Arthur Andersen Corporate Probation. It’s all over but the sentencing.
When officials of Arthur Andersen LLP walk into a Houston courtroom today, they will learn what punishment U.S. District Judge Melinda Harmon will dole out to the once-proud accounting giant.
A jury convicted Andersen in June of one count of obstructing justice for altering papers related to its work for Enron Corp. Andersen faces a fine of as much as $500,000 and as many as five years of corporate probation.
In a striking coincidence, the sentencing is taking place exactly a year after Enron began to reveal the scope of its worsening financial problems. Within weeks, Enron fired Andrew S. Fastow, the chief financial officer who has since been charged with criminal fraud; laid off thousands of workers; and filed for bankruptcy.
Andersen’s fate was sealed even before a jury handed down its historic decision. It now employs fewer than 3,000 people, down from 85,000 last fall. It stopped auditing publicly traded companies, which had been the lifeblood of the 90-year-old firm, in August, and all of its nearly 1,300 clients have switched to other accounting firms.
Thousands of accountants and consultants who had worked at Chicago-based Andersen defected to other accounting firms. The staffers who remain spend most of their time defending Andersen against civil suits related to its work for Enron, WorldCom Inc. and other former clients embroiled in accounting scandals.
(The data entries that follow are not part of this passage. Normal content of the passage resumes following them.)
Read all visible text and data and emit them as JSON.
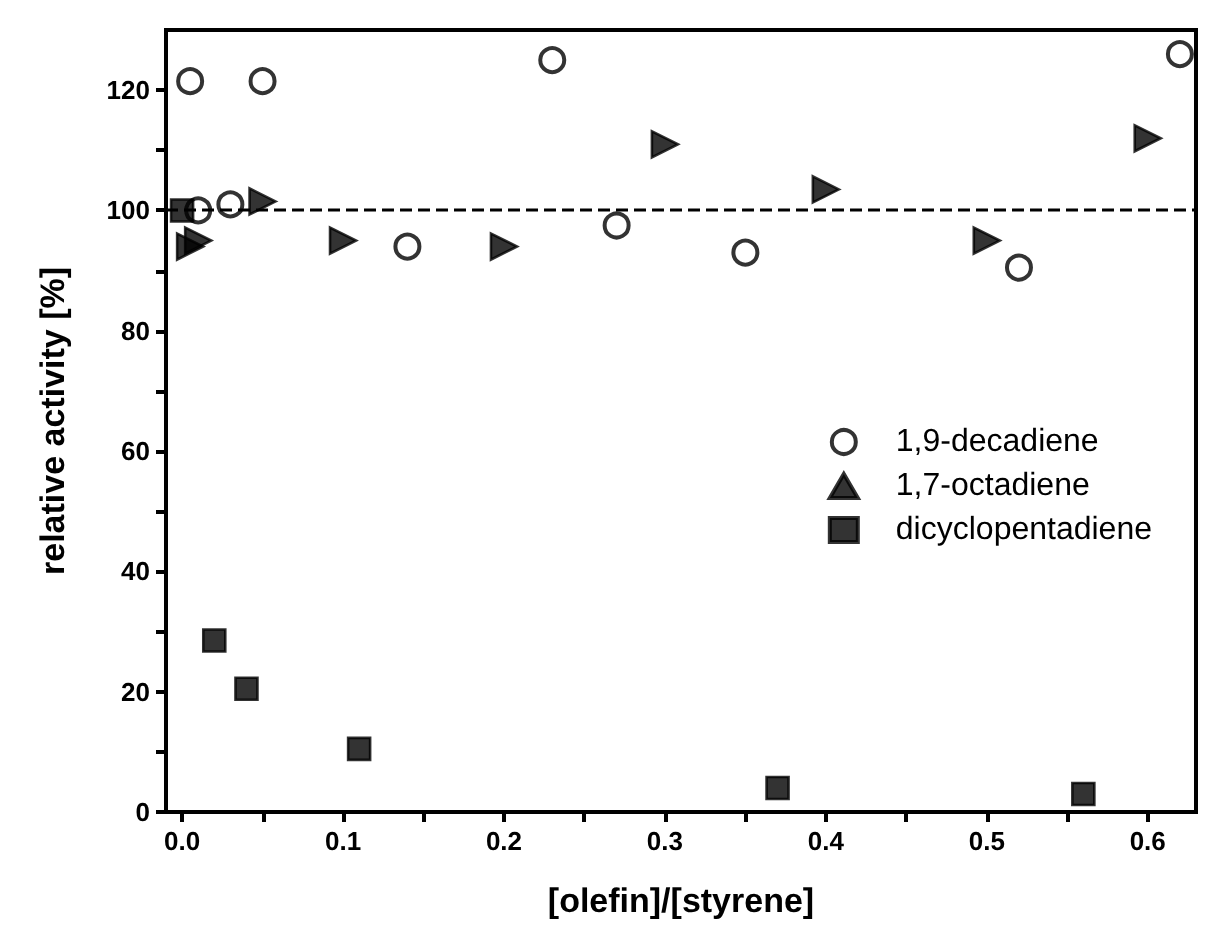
{
  "chart_data": {
    "type": "scatter",
    "xlabel": "[olefin]/[styrene]",
    "ylabel": "relative activity [%]",
    "xlim": [
      -0.01,
      0.63
    ],
    "xticks": [
      {
        "value": 0,
        "label": "0.0"
      },
      {
        "value": 0.05,
        "label": null
      },
      {
        "value": 0.1,
        "label": "0.1"
      },
      {
        "value": 0.15,
        "label": null
      },
      {
        "value": 0.2,
        "label": "0.2"
      },
      {
        "value": 0.25,
        "label": null
      },
      {
        "value": 0.3,
        "label": "0.3"
      },
      {
        "value": 0.35,
        "label": null
      },
      {
        "value": 0.4,
        "label": "0.4"
      },
      {
        "value": 0.45,
        "label": null
      },
      {
        "value": 0.5,
        "label": "0.5"
      },
      {
        "value": 0.55,
        "label": null
      },
      {
        "value": 0.6,
        "label": "0.6"
      }
    ],
    "ylim": [
      0,
      130
    ],
    "yticks": [
      0,
      {
        "value": 10,
        "label": null
      },
      20,
      {
        "value": 30,
        "label": null
      },
      40,
      {
        "value": 50,
        "label": null
      },
      60,
      {
        "value": 70,
        "label": null
      },
      80,
      {
        "value": 90,
        "label": null
      },
      100,
      {
        "value": 110,
        "label": null
      },
      120
    ],
    "grid": false,
    "legend": "right",
    "ref_lines": [
      {
        "axis": "y",
        "value": 100,
        "line_style": "dashed",
        "color": "#000000"
      }
    ],
    "series": [
      {
        "name": "1,9-decadiene",
        "color": "#000000",
        "marker": "circle",
        "x": [
          0.005,
          0.01,
          0.03,
          0.05,
          0.14,
          0.23,
          0.27,
          0.35,
          0.52,
          0.62
        ],
        "values": [
          121.5,
          100,
          101,
          121.5,
          94,
          125,
          97.5,
          93,
          90.5,
          126
        ]
      },
      {
        "name": "1,7-octadiene",
        "color": "#000000",
        "marker": "triangle",
        "x": [
          0.005,
          0.01,
          0.05,
          0.1,
          0.2,
          0.3,
          0.4,
          0.5,
          0.6
        ],
        "values": [
          94,
          95,
          101.5,
          95,
          94,
          111,
          103.5,
          95,
          112
        ]
      },
      {
        "name": "dicyclopentadiene",
        "color": "#000000",
        "marker": "square",
        "x": [
          0,
          0.02,
          0.04,
          0.11,
          0.37,
          0.56
        ],
        "values": [
          100,
          28.5,
          20.5,
          10.5,
          4,
          3
        ]
      }
    ]
  }
}
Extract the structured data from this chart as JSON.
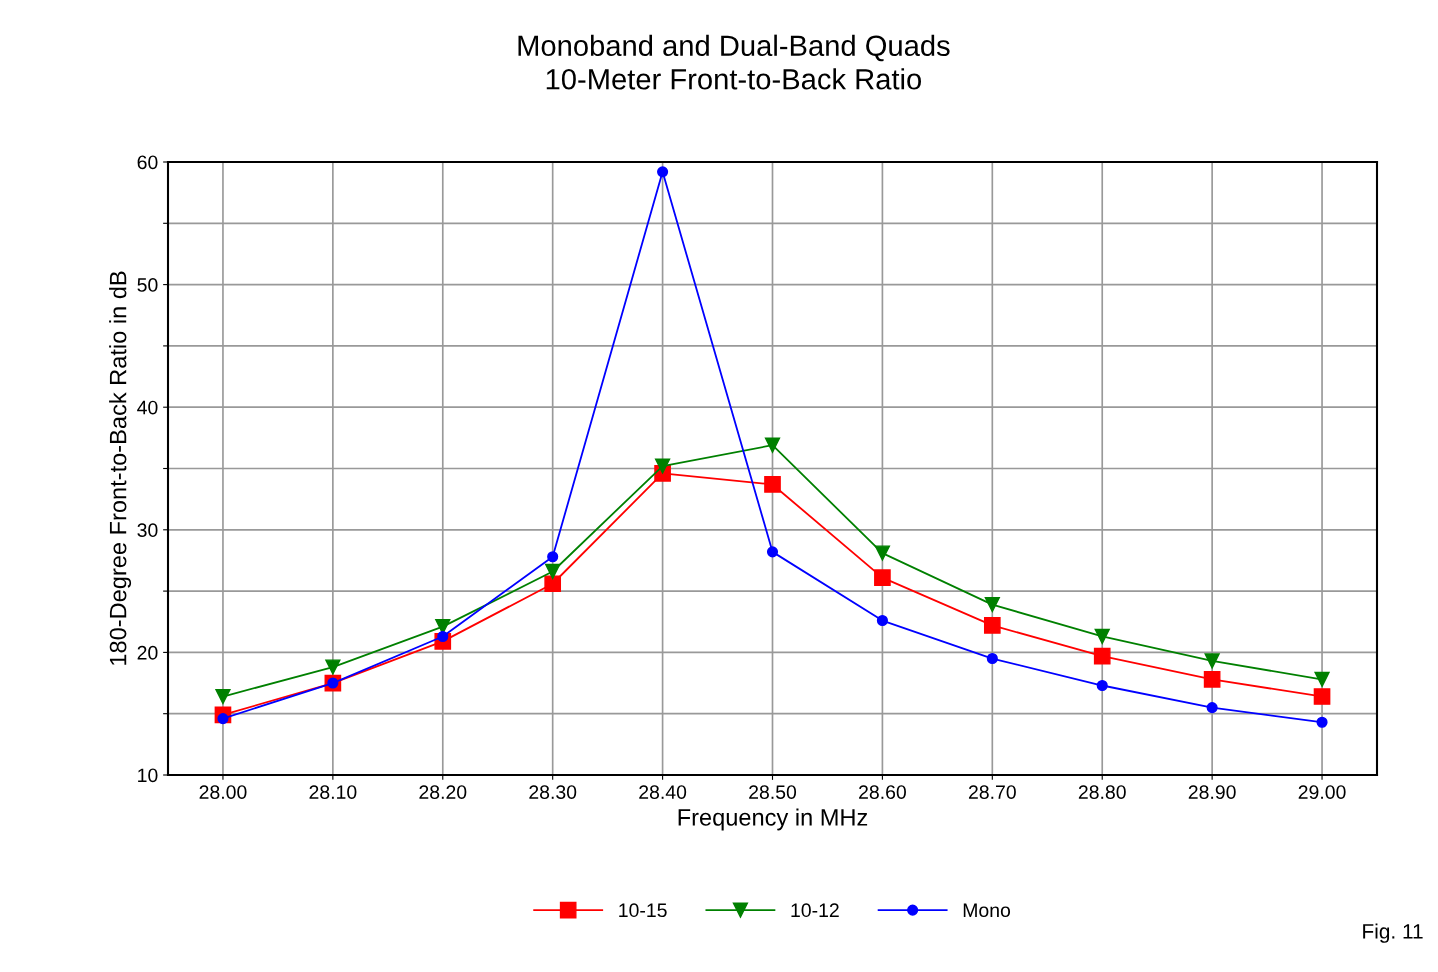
{
  "chart_data": {
    "type": "line",
    "title": "Monoband and Dual-Band Quads\n10-Meter Front-to-Back Ratio",
    "xlabel": "Frequency in MHz",
    "ylabel": "180-Degree Front-to-Back Ratio in dB",
    "x": [
      28.0,
      28.1,
      28.2,
      28.3,
      28.4,
      28.5,
      28.6,
      28.7,
      28.8,
      28.9,
      29.0
    ],
    "series": [
      {
        "name": "10-15",
        "color": "#ff0000",
        "marker": "square",
        "values": [
          14.9,
          17.5,
          20.9,
          25.6,
          34.6,
          33.7,
          26.1,
          22.2,
          19.7,
          17.8,
          16.4
        ]
      },
      {
        "name": "10-12",
        "color": "#008000",
        "marker": "triangle",
        "values": [
          16.4,
          18.8,
          22.1,
          26.6,
          35.2,
          36.9,
          28.1,
          23.9,
          21.3,
          19.3,
          17.8
        ]
      },
      {
        "name": "Mono",
        "color": "#0000ff",
        "marker": "circle",
        "values": [
          14.6,
          17.5,
          21.3,
          27.8,
          59.2,
          28.2,
          22.6,
          19.5,
          17.3,
          15.5,
          14.3
        ]
      }
    ],
    "xlim": [
      27.95,
      29.05
    ],
    "xticks": [
      {
        "value": 28.0,
        "label": "28.00"
      },
      {
        "value": 28.1,
        "label": "28.10"
      },
      {
        "value": 28.2,
        "label": "28.20"
      },
      {
        "value": 28.3,
        "label": "28.30"
      },
      {
        "value": 28.4,
        "label": "28.40"
      },
      {
        "value": 28.5,
        "label": "28.50"
      },
      {
        "value": 28.6,
        "label": "28.60"
      },
      {
        "value": 28.7,
        "label": "28.70"
      },
      {
        "value": 28.8,
        "label": "28.80"
      },
      {
        "value": 28.9,
        "label": "28.90"
      },
      {
        "value": 29.0,
        "label": "29.00"
      }
    ],
    "ylim": [
      10,
      60
    ],
    "yticks": [
      10,
      {
        "value": 15,
        "label": null
      },
      20,
      {
        "value": 25,
        "label": null
      },
      30,
      {
        "value": 35,
        "label": null
      },
      40,
      {
        "value": 45,
        "label": null
      },
      50,
      {
        "value": 55,
        "label": null
      },
      60
    ],
    "grid": true,
    "legend": "bottom",
    "line_style": "solid",
    "annotations": [
      "Fig. 11"
    ]
  }
}
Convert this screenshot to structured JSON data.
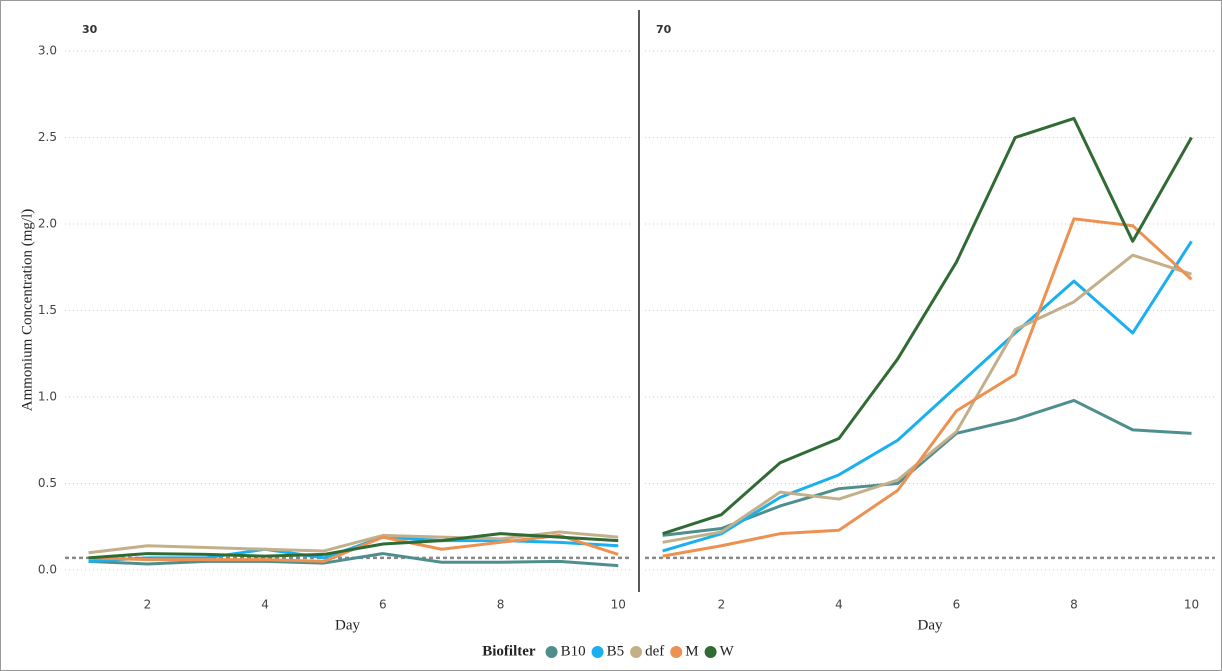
{
  "chart_data": [
    {
      "type": "line",
      "title": "30",
      "xlabel": "Day",
      "ylabel": "Ammonium Concentration (mg/l)",
      "legend_title": "Biofilter",
      "x": [
        1,
        2,
        3,
        4,
        5,
        6,
        7,
        8,
        9,
        10
      ],
      "xlim": [
        0.6,
        10.2
      ],
      "xticks": [
        2,
        4,
        6,
        8,
        10
      ],
      "ylim": [
        0,
        3
      ],
      "yticks": [
        {
          "value": 0,
          "label": "0.0"
        },
        0.5,
        {
          "value": 1,
          "label": "1.0"
        },
        1.5,
        {
          "value": 2,
          "label": "2.0"
        },
        2.5,
        {
          "value": 3,
          "label": "3.0"
        }
      ],
      "grid": true,
      "reference_line": 0.07,
      "series": [
        {
          "name": "B10",
          "color": "#4e8f8e",
          "values": [
            0.05,
            0.035,
            0.05,
            0.05,
            0.04,
            0.095,
            0.045,
            0.045,
            0.05,
            0.025
          ]
        },
        {
          "name": "B5",
          "color": "#1ab0f0",
          "values": [
            0.05,
            0.07,
            0.07,
            0.12,
            0.07,
            0.19,
            0.17,
            0.17,
            0.16,
            0.14
          ]
        },
        {
          "name": "def",
          "color": "#c3b08a",
          "values": [
            0.1,
            0.14,
            0.13,
            0.12,
            0.11,
            0.2,
            0.19,
            0.18,
            0.22,
            0.19
          ]
        },
        {
          "name": "M",
          "color": "#ec9152",
          "values": [
            0.07,
            0.06,
            0.06,
            0.06,
            0.05,
            0.19,
            0.12,
            0.16,
            0.2,
            0.09
          ]
        },
        {
          "name": "W",
          "color": "#306b34",
          "values": [
            0.07,
            0.095,
            0.09,
            0.08,
            0.09,
            0.15,
            0.17,
            0.21,
            0.19,
            0.17
          ]
        }
      ]
    },
    {
      "type": "line",
      "title": "70",
      "xlabel": "Day",
      "x": [
        1,
        2,
        3,
        4,
        5,
        6,
        7,
        8,
        9,
        10
      ],
      "xlim": [
        0.7,
        10.4
      ],
      "xticks": [
        2,
        4,
        6,
        8,
        10
      ],
      "ylim": [
        0,
        3
      ],
      "yticks": [
        0,
        0.5,
        1,
        1.5,
        2,
        2.5,
        3
      ],
      "grid": true,
      "reference_line": 0.07,
      "series": [
        {
          "name": "B10",
          "color": "#4e8f8e",
          "values": [
            0.2,
            0.24,
            0.37,
            0.47,
            0.5,
            0.79,
            0.87,
            0.98,
            0.81,
            0.79
          ]
        },
        {
          "name": "B5",
          "color": "#1ab0f0",
          "values": [
            0.11,
            0.21,
            0.42,
            0.55,
            0.75,
            1.06,
            1.37,
            1.67,
            1.37,
            1.9
          ]
        },
        {
          "name": "def",
          "color": "#c3b08a",
          "values": [
            0.16,
            0.22,
            0.45,
            0.41,
            0.52,
            0.8,
            1.39,
            1.55,
            1.82,
            1.71
          ]
        },
        {
          "name": "M",
          "color": "#ec9152",
          "values": [
            0.08,
            0.14,
            0.21,
            0.23,
            0.46,
            0.92,
            1.13,
            2.03,
            1.99,
            1.68
          ]
        },
        {
          "name": "W",
          "color": "#306b34",
          "values": [
            0.21,
            0.32,
            0.62,
            0.76,
            1.22,
            1.78,
            2.5,
            2.61,
            1.9,
            2.5
          ]
        }
      ]
    }
  ]
}
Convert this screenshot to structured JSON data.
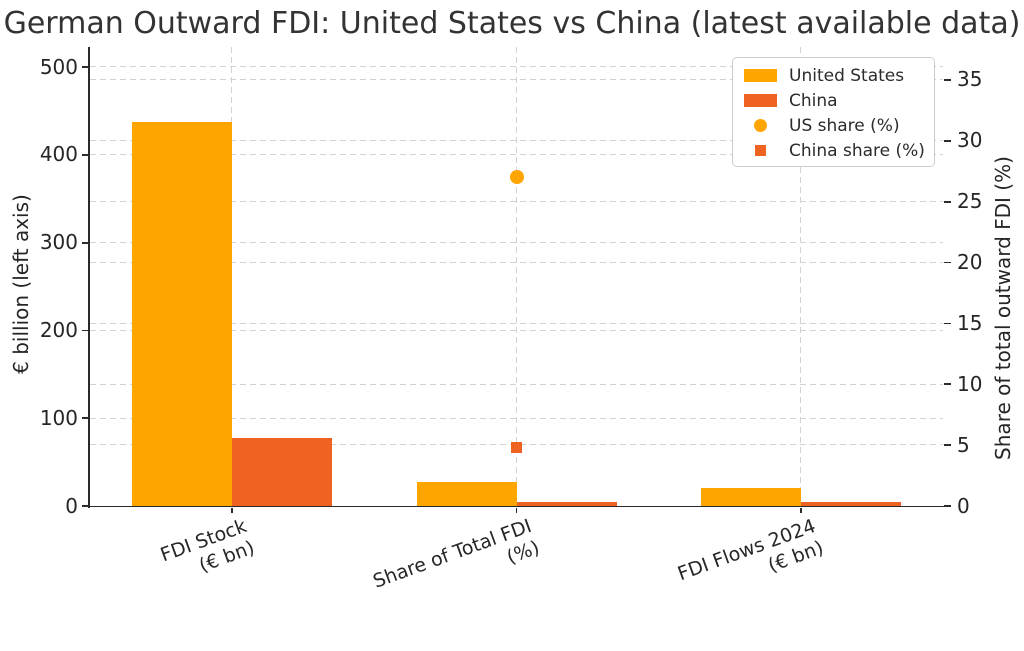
{
  "chart_data": {
    "type": "bar",
    "title": "German Outward FDI: United States vs China (latest available data)",
    "categories": [
      {
        "line1": "FDI Stock",
        "line2": "(€ bn)"
      },
      {
        "line1": "Share of Total FDI",
        "line2": "(%)"
      },
      {
        "line1": "FDI Flows 2024",
        "line2": "(€ bn)"
      }
    ],
    "bar_series": [
      {
        "name": "United States",
        "color": "#FFA500",
        "axis": "left",
        "values": [
          438,
          27,
          20
        ]
      },
      {
        "name": "China",
        "color": "#EE6322",
        "axis": "left",
        "values": [
          78,
          4.8,
          5
        ]
      }
    ],
    "marker_series": [
      {
        "name": "US share (%)",
        "shape": "circle",
        "color": "#FFA500",
        "axis": "right",
        "points": [
          {
            "category_index": 1,
            "value": 27
          }
        ]
      },
      {
        "name": "China share (%)",
        "shape": "square",
        "color": "#EE6322",
        "axis": "right",
        "points": [
          {
            "category_index": 1,
            "value": 4.8
          }
        ]
      }
    ],
    "axes": {
      "left": {
        "label": "€ billion (left axis)",
        "ticks": [
          0,
          100,
          200,
          300,
          400,
          500
        ],
        "range": [
          0,
          523
        ]
      },
      "right": {
        "label": "Share of total outward FDI (%)",
        "ticks": [
          0,
          5,
          10,
          15,
          20,
          25,
          30,
          35
        ],
        "range": [
          0,
          37.7
        ]
      }
    },
    "grid": true,
    "legend": {
      "position": "upper right",
      "entries": [
        {
          "label": "United States",
          "swatch": "bar",
          "color": "#FFA500"
        },
        {
          "label": "China",
          "swatch": "bar",
          "color": "#EE6322"
        },
        {
          "label": "US share (%)",
          "swatch": "circle",
          "color": "#FFA500"
        },
        {
          "label": "China share (%)",
          "swatch": "square",
          "color": "#EE6322"
        }
      ]
    },
    "colors": {
      "grid": "#d2d2d2",
      "spine": "#2b2b2b",
      "text": "#262626",
      "title": "#333333"
    }
  }
}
“There certainly is some litigation the firm is working through at this time,” said Patrick Dorton, an Andersen spokesman.
But Andersen has not filed for bankruptcy protection and “continues to be an ongoing business,” Dorton said .
One job is training workers at Accenture, its former consulting unit, in a St. Charles, Ill., facility known as Andersen University . Andersen also continues to process payments for past audit work and has received what’s believed to be millions of dollars for releasing hundreds of its partners to competing firms.
Immediately after the jury’s verdict, Andersen announced that it would appeal. Lawyers said that process could take a year or more. Others suing Andersen for its role in the Enron collapse may wait even longer.
Trey Davis, a spokesman for the University of California, which lost $145 million when Enron filed for bankruptcy protection in December, said there have been no settlement talks since May. Andersen’s worldwide unit and some of its global member firms settled with California and other plaintiffs in August for about $60 million.
Another loose end in the case is whether prosecutors will bring criminal charges against Nancy Temple, the Andersen staff lawyer whose suggestions about deleting items from an internal memo about Enron were cited by some jurors in the company’s trial as an example of lawbreaking. Mark Hansen, a lawyer for Temple, did not return calls but has said before that her conduct was “entirely appropriate.”
David B. Duncan, the lead auditor on Andersen’s Enron account, awaits sentencing on his conviction on an obstruction-of-justice charge, to which he pleaded guilty earlier this year. Duncan could face little or no prison time because he testified for the government during Andersen’s trial.